# Ugly heat press "box" on shirt



## Pinkoma.Com (Aug 12, 2005)

Hi, I started my own little t-shirt company about two months ago, and have been working out a lot of kinks since then. One thing that really bothers me is that my heat press (a bottom-of-the-line JetPress) leaves a noticable "box" on my shirts when I press with the recommended temp settings (15 sec @ 375F w/ firm pressure). It's an outline that looks a little glossier than the rest of the shirt under the right light. On some shirts, it seems to wash-out a little, with others, it remains noticable after many washes. I thought that maybe at this high temp, the polyester constituents of the portion of the shirt pressed melt. I press JetWear Dark paper onto Hanes 50/50 shirts. I've avoided this ,for the most part, by lowering the temp to about 300-340F, but I worry that this will compromise the quality of the transfer. Has anyone else had this problem? Any recommendations?

Thanks,
Anthony


----------



## jdr8271 (Jun 16, 2005)

I have never experienced what you are talking about. Maybe you should try putting a teflon sheet ontop of the shirt in the heat press. You might also consider buying 100% cotton t-shirts, if it is indeed the fabric that is melting.


----------



## Twinge (Apr 26, 2005)

I'd suggest using a hot peel paper like The Transjet II (aka Magic Jet). If you're using opaque paper for dark shirts, it WILL look a little glossy and be of only moderate quality; even the best opaque papers are not very good IMO.


----------



## Pinkoma.Com (Aug 12, 2005)

Twinge said:


> I'd suggest using a hot peel paper like The Transjet II (aka Magic Jet). If you're using opaque paper for dark shirts, it WILL look a little glossy and be of only moderate quality; even the best opaque papers are not very good IMO.

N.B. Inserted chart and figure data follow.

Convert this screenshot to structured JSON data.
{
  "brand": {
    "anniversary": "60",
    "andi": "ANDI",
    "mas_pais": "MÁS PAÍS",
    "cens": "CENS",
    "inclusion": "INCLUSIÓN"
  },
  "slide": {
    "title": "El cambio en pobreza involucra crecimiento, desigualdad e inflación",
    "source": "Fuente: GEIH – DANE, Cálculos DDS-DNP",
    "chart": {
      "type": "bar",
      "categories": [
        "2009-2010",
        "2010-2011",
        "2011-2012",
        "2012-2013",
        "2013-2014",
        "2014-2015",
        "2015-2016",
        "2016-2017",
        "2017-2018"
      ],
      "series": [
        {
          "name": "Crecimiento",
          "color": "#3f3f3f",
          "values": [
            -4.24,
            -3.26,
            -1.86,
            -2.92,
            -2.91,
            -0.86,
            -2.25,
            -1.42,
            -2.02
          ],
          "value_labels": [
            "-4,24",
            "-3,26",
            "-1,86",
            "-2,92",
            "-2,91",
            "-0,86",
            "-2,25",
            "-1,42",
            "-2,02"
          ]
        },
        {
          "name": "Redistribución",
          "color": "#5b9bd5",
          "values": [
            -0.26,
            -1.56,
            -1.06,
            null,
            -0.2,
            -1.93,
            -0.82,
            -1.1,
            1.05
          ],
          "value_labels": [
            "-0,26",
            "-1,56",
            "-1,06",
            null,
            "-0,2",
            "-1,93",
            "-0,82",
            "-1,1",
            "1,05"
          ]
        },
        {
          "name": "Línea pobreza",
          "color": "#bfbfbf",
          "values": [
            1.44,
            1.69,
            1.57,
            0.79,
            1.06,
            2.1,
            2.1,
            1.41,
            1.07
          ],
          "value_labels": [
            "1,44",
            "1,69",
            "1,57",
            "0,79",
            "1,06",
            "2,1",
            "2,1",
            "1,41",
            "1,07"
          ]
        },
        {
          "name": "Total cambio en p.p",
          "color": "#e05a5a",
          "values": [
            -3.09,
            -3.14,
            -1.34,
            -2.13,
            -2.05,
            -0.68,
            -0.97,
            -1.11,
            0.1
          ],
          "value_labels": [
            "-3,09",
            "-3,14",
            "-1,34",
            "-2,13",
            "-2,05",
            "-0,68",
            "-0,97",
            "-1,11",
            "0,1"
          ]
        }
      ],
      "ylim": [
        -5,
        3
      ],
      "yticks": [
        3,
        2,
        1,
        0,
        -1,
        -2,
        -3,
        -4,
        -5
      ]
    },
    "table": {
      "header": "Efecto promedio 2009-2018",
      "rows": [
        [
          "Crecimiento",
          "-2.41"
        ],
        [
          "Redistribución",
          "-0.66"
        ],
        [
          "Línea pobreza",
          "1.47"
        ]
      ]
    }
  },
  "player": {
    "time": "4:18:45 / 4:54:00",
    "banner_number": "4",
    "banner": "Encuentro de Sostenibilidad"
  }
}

There's no opaque material involved in Transjet II? Also, I tried the paper from bestblanks.com, and I hated it. It had a very heavy 'hand'. The image seemed to be 1/16in. off the shirt. It was ugly. How is the hand on the Transjet?

Thanks


----------



## jdr8271 (Jun 16, 2005)

Transjet paper is rough when you put it on, but after you wash the shirt, it goes away, and looks and feels almost like sceen printing. The imprint does not come off the shirt at all, as you are describing. Transjet does not make opaque transfers. I have never used opaque transfers, but have only heard bad things about them.


----------



## triplebtees (Jun 3, 2005)

I am still having a similar problem, but like they said it mostly washes out after the first wash. I've learned to live with it, and it seems i was the only one noticing, everyone i showed it to said it was fine, and that they didn't see anything. I guess it is us just trying to be perfect.


----------



## TJLewis (Jul 26, 2005)

I had same problem printing sublimation tee's here in the UK. The noticable box was caused by the surface of the 50/50 shirt melting slightly thus giving a shiny look. After many months experimenting with different papers, covering the surface, lowering temps/pressure and so on I have given up completely. I only press onto 100% cotton now and no longer sublimate clothing.


----------



## lonelyworld (Oct 6, 2009)

I think I know what youre talking about, Im kind of new to this..
but i seen a youtube video where they cut out the design on paper then heat pressed it. 

Otherwise.. your heatpress may be too hot and could be melting the fibres in the shirt causing the square.


----------



## maddog (Jun 15, 2009)

teflon deflects/rejects 30% of the heat


----------